"Yardımların için teşekkürler"

1.3K 108 44
                                    

Magnus Alec'in az önce ateşle yaptığı o şeyleri fazlaca beğenmişti. Ama şimdi sahnede kendisi vardı ve bunun hakkını vermesi gerekiyordu.

"Hava her yerdedir." Diyerek söze başladı Magnus. Sonrasında elini salladı ve elinin içinde küçük ve sevimli bir hava hortumu oluştu. "Hava varken yapabileceğin hiçbir şeyin sınırı yoktur."

Küçük hortumu saniye saniye büyüttükten sonra yavaşça elinde kaybolmasını sağladı.

"Hava büyülüdür, kontrol etmeni sağlar." Deyip küçük bir el olayıyla Alec'in tişörtünün biraz havalanmasını sağlamıştı.

"Ve yeterince iyiysen ayaklarını yerden kesmeni sağlar." Deyip iki elini yere doğru çevirip kendisini yerden havalandırdı.

Sadece hava grubu gücü ile uçabilen bir gruptu. Bu onlar için hem eğlence hem de oldukça güzel bir savunma mekanizmasıydı.

Magnus daha fazla yükseldi ve etrafında dönerek aşağıya indi.

Alec onu izlerken resmen dili tutulmuştu.

"Çok güzeldi." Dedikten sonra baştan aşağı onu süzdü tekrar. Magnus gözüne her geçen saniye daha çekici gelmeye başlıyordu.
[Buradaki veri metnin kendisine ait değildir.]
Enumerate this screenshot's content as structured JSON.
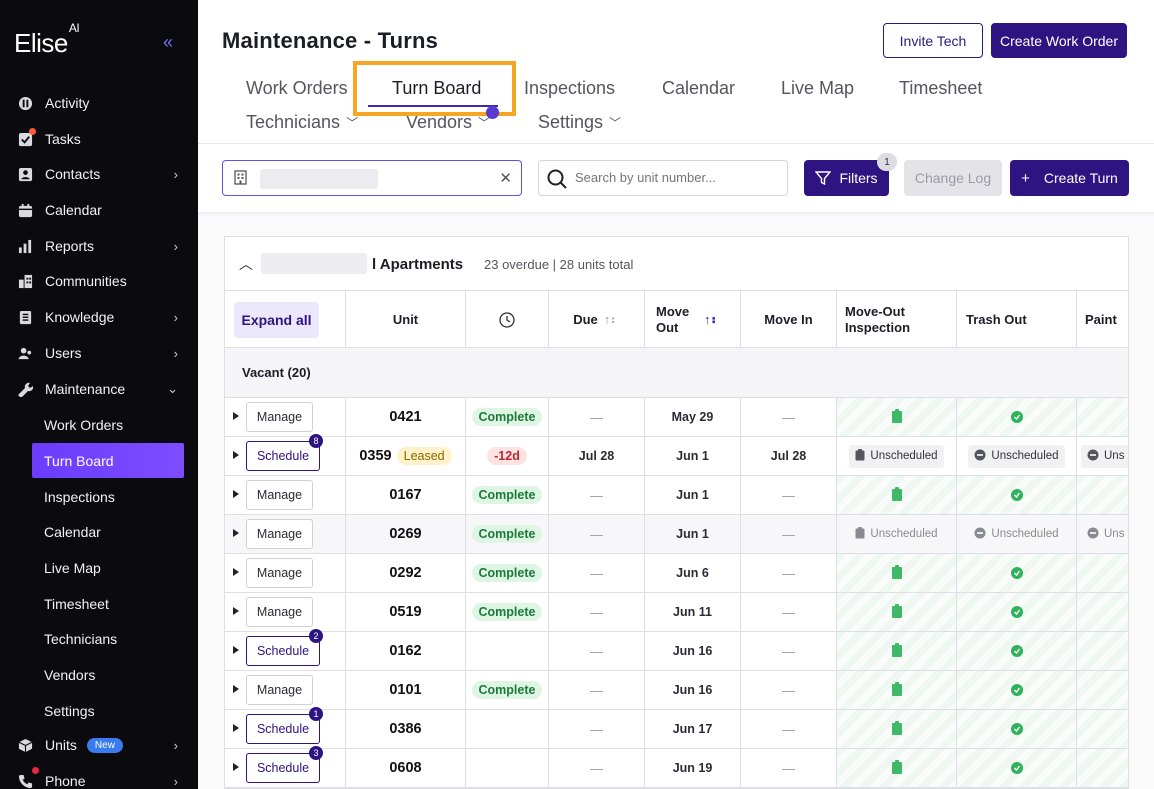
{
  "brand": {
    "name": "Elise",
    "suffix": "AI"
  },
  "sidebar": {
    "items": [
      {
        "label": "Activity",
        "icon": "activity-icon",
        "chevron": false
      },
      {
        "label": "Tasks",
        "icon": "tasks-icon",
        "chevron": false,
        "dot": true
      },
      {
        "label": "Contacts",
        "icon": "contacts-icon",
        "chevron": true
      },
      {
        "label": "Calendar",
        "icon": "calendar-icon",
        "chevron": false
      },
      {
        "label": "Reports",
        "icon": "reports-icon",
        "chevron": true
      },
      {
        "label": "Communities",
        "icon": "communities-icon",
        "chevron": false
      },
      {
        "label": "Knowledge",
        "icon": "knowledge-icon",
        "chevron": true
      },
      {
        "label": "Users",
        "icon": "users-icon",
        "chevron": true
      },
      {
        "label": "Maintenance",
        "icon": "wrench-icon",
        "chevron": "down"
      }
    ],
    "maintenance_sub": [
      "Work Orders",
      "Turn Board",
      "Inspections",
      "Calendar",
      "Live Map",
      "Timesheet",
      "Technicians",
      "Vendors",
      "Settings"
    ],
    "active_sub": "Turn Board",
    "units": {
      "label": "Units",
      "badge": "New"
    },
    "phone": {
      "label": "Phone"
    }
  },
  "header": {
    "title": "Maintenance - Turns",
    "invite_label": "Invite Tech",
    "create_wo_label": "Create Work Order"
  },
  "tabs": {
    "row1": [
      "Work Orders",
      "Turn Board",
      "Inspections",
      "Calendar",
      "Live Map",
      "Timesheet"
    ],
    "row2": [
      "Technicians",
      "Vendors",
      "Settings"
    ],
    "active": "Turn Board"
  },
  "toolbar": {
    "search_placeholder": "Search by unit number...",
    "filters_label": "Filters",
    "filters_count": "1",
    "changelog_label": "Change Log",
    "create_turn_label": "Create Turn"
  },
  "group": {
    "name": "l Apartments",
    "summary": "23 overdue | 28 units total"
  },
  "table": {
    "expand_label": "Expand all",
    "columns": {
      "unit": "Unit",
      "due": "Due",
      "move_out": "Move Out",
      "move_in": "Move In",
      "moveout_insp": "Move-Out Inspection",
      "trash": "Trash Out",
      "paint": "Paint"
    },
    "section": "Vacant (20)",
    "rows": [
      {
        "action": "Manage",
        "unit": "0421",
        "status": "Complete",
        "due": "—",
        "move_out": "May 29",
        "move_in": "—",
        "tasks": "done"
      },
      {
        "action": "Schedule",
        "badge": "8",
        "unit": "0359",
        "leased": "Leased",
        "status": "-12d",
        "due": "Jul 28",
        "move_out": "Jun 1",
        "move_in": "Jul 28",
        "tasks": "unscheduled"
      },
      {
        "action": "Manage",
        "unit": "0167",
        "status": "Complete",
        "due": "—",
        "move_out": "Jun 1",
        "move_in": "—",
        "tasks": "done"
      },
      {
        "action": "Manage",
        "unit": "0269",
        "status": "Complete",
        "due": "—",
        "move_out": "Jun 1",
        "move_in": "—",
        "tasks": "unscheduled-gray"
      },
      {
        "action": "Manage",
        "unit": "0292",
        "status": "Complete",
        "due": "—",
        "move_out": "Jun 6",
        "move_in": "—",
        "tasks": "done"
      },
      {
        "action": "Manage",
        "unit": "0519",
        "status": "Complete",
        "due": "—",
        "move_out": "Jun 11",
        "move_in": "—",
        "tasks": "done"
      },
      {
        "action": "Schedule",
        "badge": "2",
        "unit": "0162",
        "status": "",
        "due": "—",
        "move_out": "Jun 16",
        "move_in": "—",
        "tasks": "done"
      },
      {
        "action": "Manage",
        "unit": "0101",
        "status": "Complete",
        "due": "—",
        "move_out": "Jun 16",
        "move_in": "—",
        "tasks": "done"
      },
      {
        "action": "Schedule",
        "badge": "1",
        "unit": "0386",
        "status": "",
        "due": "—",
        "move_out": "Jun 17",
        "move_in": "—",
        "tasks": "done"
      },
      {
        "action": "Schedule",
        "badge": "3",
        "unit": "0608",
        "status": "",
        "due": "—",
        "move_out": "Jun 19",
        "move_in": "—",
        "tasks": "done"
      }
    ],
    "unscheduled_label": "Unscheduled",
    "paint_cut_label": "Uns"
  },
  "colors": {
    "accent": "#2d1480",
    "highlight": "#f6a623",
    "complete": "#2fb35a"
  }
}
"Dene sen de." Deyip Alec'e yaklaştı Magnus. Ellerini bileklerinden tutup yere çevirdi. "Havayı ellerinde hisset, sonra onu iterek kendini yükselt."

Alec denileni yapmaya çalışmış olsa da pek başarılı olamamıştı.

"Bu biraz benim üstüme çıkan bir seviye sanırım." Dediğinde Magnus gülmüştü.

"Zorlamayı sevdiğini hepimiz biliyoruz." Deyip kendisi tekrar örnek göstermek için ayaklarını yerden havalandırdı. Alec ise yapma hırsına öyle çok kapılmıştı ki tekrar havayı hissedip Magnus'un dediklerini uygulamaya çalıştı.

Birkaç santim havalanmış olsa da yeniden ayakları yerle buluşmuştu

Magnus onun yanına indi ve gülümsedi. Bu, alaydan uzak gerçek bir gülümsemeydi.

"Yine de iyi gidiyorsun. Biraz daha çaba göstermelisin."

Magnus'un sözlerinin içtenliği karşısında Alec şaşırmış olsa da tekrar denemek adına harekete geçti. Bu sefer bir öncekinden biraz daha fazla yükselmiş olsa da aniden denge kaybı yaşadı, hava ellerinden kayıyor gibi hissederken bir şeylere tutunma ihtiyacı duydu.

Ve Magnus'a tutundu.

Magnus onu kaldıracak güçte olmadığı için Alec'le birlikte yeri boylamıştı. Alec onun üstünde uzanırken Magnus da onun altındaydı ve ortama büyük bir sessizlik hakimdi.

"Ben... birden kontrolümü kaybettim." Dedi Alec Magnus'u süzerek. Şu an çok yakınlardı ve birbirlerinin nefes seslerini dahi duyuyorlardı.

"Sorun değil." Diyerek Alec'in gözlerine baktı Magnus. Hala daha neden Alec'in kendi üstünden çekilmediğini düşünüyordu.

Gerçi ikisinin de bununla bir sorunu olmadığı kesindi.

"Yardımların için teşekkürler." Diyerek ona yaklaştı Alec. "Bunları asla unutmayacağım." Konuşurken dudakları tam anlamıyla Magnus'un dudaklarına temas ediyordu ve bu Magnus için oldukça zorlayıcı bir andı.

"Lafı bile olmaz. Sonuçta benim de sana işim düşebilir. Ödeşiriz."

Alec onun laflarını tam olarak algılayamıyordu çünkü beyni donmuş gibiydi.

Dudaklarını daha çok Magnus'un dudaklarına bastırdı ama ikisi de diğerini öpmek için herhangi bir hamle yapmıyordu. Sadece dudakları birbirinin dudakları üstünde öylece hareketsiz duruyordu.